Hierarchical Multiple Kernel K-Means Algorithm Based on Sparse Connectivity

Lei Wang,Liang Du,Peng Zhou
DOI: https://doi.org/10.11896/jsjx.22040023
2024-10-27
Abstract:Multiple kernel learning (MKL) aims to find an optimal, consistent kernel function. In the hierarchical multiple kernel clustering (HMKC) algorithm, sample features are extracted layer by layer from a high-dimensional space to maximize the retention of effective information. However, information interaction between layers is often ignored. In this model, only corresponding nodes in adjacent layers exchange information; other nodes remain isolated, and if full connectivity is adopted, the diversity of the final consistency matrix is reduced.
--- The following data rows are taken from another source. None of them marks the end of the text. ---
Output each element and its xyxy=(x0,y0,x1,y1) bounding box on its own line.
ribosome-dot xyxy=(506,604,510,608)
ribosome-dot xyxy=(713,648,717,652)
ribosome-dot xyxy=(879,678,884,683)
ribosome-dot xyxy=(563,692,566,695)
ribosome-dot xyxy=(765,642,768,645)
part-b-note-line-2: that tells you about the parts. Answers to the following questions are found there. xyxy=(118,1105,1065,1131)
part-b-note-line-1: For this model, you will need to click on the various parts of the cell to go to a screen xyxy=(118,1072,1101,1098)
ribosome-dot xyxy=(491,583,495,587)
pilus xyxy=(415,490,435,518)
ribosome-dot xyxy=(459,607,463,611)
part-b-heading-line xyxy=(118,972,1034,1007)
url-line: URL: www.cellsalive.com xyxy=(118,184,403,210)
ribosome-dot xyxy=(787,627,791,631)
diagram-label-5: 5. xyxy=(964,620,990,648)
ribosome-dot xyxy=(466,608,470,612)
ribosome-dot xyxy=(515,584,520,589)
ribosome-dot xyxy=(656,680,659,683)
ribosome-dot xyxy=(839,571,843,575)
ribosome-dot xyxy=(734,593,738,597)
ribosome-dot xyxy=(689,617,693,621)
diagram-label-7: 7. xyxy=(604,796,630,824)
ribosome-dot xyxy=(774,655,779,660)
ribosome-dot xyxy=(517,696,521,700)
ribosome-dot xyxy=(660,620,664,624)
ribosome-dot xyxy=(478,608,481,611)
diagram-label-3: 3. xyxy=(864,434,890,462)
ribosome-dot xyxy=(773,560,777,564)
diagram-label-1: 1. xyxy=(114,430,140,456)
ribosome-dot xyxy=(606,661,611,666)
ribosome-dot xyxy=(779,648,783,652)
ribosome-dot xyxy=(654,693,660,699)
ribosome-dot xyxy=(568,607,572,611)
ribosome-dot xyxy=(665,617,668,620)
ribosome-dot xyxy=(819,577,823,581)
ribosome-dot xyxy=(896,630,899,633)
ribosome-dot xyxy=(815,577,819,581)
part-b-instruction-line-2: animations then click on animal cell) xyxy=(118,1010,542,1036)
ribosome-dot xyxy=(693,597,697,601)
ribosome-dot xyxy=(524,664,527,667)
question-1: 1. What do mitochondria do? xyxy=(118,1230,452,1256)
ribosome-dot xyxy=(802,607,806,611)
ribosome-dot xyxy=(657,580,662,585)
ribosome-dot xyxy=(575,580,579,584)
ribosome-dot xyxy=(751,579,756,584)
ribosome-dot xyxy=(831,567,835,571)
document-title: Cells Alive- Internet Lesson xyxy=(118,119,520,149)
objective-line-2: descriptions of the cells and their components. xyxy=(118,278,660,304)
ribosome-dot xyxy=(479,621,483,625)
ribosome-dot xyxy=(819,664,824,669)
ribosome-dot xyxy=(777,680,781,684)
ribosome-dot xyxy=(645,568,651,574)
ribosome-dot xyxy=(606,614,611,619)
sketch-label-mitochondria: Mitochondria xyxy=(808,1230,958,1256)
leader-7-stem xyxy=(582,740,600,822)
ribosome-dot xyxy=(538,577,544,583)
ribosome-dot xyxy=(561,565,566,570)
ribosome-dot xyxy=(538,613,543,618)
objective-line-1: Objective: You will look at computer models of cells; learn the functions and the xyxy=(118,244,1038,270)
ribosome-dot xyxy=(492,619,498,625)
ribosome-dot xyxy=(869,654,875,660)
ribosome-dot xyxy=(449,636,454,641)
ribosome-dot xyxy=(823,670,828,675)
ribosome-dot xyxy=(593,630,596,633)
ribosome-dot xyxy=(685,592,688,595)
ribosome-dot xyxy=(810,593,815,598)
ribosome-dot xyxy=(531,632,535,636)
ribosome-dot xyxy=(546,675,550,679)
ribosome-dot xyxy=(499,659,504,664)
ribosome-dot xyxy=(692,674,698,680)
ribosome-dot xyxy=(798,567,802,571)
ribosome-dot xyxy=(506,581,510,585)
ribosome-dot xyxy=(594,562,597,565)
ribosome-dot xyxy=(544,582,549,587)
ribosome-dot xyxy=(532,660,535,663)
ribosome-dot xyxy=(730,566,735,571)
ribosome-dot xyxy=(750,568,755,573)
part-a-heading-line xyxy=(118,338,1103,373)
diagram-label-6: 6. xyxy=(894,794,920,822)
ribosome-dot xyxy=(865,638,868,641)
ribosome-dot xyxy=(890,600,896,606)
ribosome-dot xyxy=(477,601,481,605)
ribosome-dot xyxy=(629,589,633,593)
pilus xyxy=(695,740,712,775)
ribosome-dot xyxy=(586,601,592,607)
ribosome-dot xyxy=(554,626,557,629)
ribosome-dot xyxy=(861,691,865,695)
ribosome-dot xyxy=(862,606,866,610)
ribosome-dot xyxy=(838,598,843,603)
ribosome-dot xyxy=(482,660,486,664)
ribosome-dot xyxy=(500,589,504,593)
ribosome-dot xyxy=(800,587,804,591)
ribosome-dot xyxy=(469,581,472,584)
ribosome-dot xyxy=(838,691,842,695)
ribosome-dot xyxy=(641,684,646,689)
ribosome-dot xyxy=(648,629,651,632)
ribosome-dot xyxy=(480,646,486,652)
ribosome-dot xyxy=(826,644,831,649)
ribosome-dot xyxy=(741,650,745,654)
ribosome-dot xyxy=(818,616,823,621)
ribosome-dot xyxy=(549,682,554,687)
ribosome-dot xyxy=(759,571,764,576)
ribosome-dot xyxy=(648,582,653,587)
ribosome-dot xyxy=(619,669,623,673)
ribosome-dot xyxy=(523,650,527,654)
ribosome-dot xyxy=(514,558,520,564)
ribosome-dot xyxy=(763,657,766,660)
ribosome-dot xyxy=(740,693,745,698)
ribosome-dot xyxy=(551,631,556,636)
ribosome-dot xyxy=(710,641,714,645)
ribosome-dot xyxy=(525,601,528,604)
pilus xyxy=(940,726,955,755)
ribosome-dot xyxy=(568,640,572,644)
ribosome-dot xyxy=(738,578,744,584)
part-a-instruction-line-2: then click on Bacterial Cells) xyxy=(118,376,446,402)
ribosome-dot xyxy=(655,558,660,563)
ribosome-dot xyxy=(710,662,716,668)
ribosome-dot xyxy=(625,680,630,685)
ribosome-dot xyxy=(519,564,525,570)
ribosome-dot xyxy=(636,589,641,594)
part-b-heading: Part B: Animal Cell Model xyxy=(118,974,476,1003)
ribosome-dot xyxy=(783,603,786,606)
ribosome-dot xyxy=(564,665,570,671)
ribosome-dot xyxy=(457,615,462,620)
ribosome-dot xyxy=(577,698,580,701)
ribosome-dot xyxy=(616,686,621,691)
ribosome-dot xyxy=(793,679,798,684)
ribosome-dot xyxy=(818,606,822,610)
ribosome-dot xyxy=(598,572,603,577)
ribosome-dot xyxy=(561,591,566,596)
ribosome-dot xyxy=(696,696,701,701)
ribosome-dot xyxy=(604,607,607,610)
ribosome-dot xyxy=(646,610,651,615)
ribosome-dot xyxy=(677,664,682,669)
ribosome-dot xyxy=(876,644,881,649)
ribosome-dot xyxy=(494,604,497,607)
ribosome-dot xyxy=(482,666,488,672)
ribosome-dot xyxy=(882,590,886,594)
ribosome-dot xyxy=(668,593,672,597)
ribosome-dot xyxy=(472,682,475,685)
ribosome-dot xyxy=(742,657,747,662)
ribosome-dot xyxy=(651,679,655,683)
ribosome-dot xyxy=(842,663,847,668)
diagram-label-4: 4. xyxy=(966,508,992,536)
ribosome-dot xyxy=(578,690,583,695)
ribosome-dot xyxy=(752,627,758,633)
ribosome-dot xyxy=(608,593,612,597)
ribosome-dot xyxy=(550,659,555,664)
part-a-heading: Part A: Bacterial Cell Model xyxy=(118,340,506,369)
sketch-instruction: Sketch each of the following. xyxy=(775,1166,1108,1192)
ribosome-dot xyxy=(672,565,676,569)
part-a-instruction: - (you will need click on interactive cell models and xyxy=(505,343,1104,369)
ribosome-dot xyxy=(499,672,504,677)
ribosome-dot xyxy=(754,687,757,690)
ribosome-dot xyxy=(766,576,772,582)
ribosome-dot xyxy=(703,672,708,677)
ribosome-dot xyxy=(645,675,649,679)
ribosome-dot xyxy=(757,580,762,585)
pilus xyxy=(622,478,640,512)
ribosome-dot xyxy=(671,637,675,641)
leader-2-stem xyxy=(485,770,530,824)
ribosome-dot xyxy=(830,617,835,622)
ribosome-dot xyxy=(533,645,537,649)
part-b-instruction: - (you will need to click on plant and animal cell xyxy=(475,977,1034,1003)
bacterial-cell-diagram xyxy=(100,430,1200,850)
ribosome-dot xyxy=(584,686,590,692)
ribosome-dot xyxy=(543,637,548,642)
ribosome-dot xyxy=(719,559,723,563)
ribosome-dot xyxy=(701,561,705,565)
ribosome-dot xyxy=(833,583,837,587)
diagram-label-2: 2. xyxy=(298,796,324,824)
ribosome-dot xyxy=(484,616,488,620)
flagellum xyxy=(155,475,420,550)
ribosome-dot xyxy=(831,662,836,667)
Therefore, this paper proposes a hierarchical multiple kernel K-Means (SCHMKKM) algorithm based on sparse connectivity, which controls the assignment matrix to achieve sparse connections through a sparsity rate, thereby locally fusing the features obtained by distilling information between layers. Finally, we conduct cluster analysis on multiple datasets and compare it with the fully connected hierarchical multiple kernel K-Means (FCHMKKM) algorithm in experiments. It is shown that more discriminative information fusion is beneficial for learning a better consistent partition matrix, and the fusion strategy based on sparse connection outperforms the full connection strategy.
Machine Learning
What problem does this paper attempt to address?
The problem that this paper attempts to solve is: in Hierarchical Multiple Kernel Clustering (HMKC), the information interaction between layers is ignored, which leads to the limitation of the diversity of the final consensus matrix and thus affects the clustering performance. Specifically: 1. **Information Interaction Problem**: In the HMKC algorithm, only the corresponding nodes in adjacent layers will carry out information interaction, while other nodes are isolated. This design ignores the broader information interaction between different layers and may lead to the loss of effective information. 2. **Fully - Connected Problem**: If the fully - connected method is adopted, although the information interaction can be enhanced, it will weaken the diversity of the final consensus matrix and thus affect the clustering effect. To solve the above problems, the paper proposes a Sparse Connectivity Hierarchical Multiple Kernel K - Means algorithm (SCHMKKM). By introducing a sparse connectivity strategy, this algorithm increases the diversity of information fusion between layers while maintaining information interaction, thereby improving the clustering performance. ### Main Contributions: 1. **Proposing a Sparse Connectivity Strategy**: The fusion of local discriminant information between layers is realized by controlling the distribution matrix through the sparsity rate. 2. **Experimental Verification**: Through comparative experiments on multiple datasets, the superiority of the sparse connectivity strategy over the fully - connected strategy in clustering performance is proved. 3. **Theoretical Analysis**: Theoretically analyze how the sparse connectivity strategy increases the diversity of the consensus partition matrix and further improves the clustering effect. Through these improvements, the SCHMKKM algorithm can improve the accuracy and robustness of clustering while retaining effective information.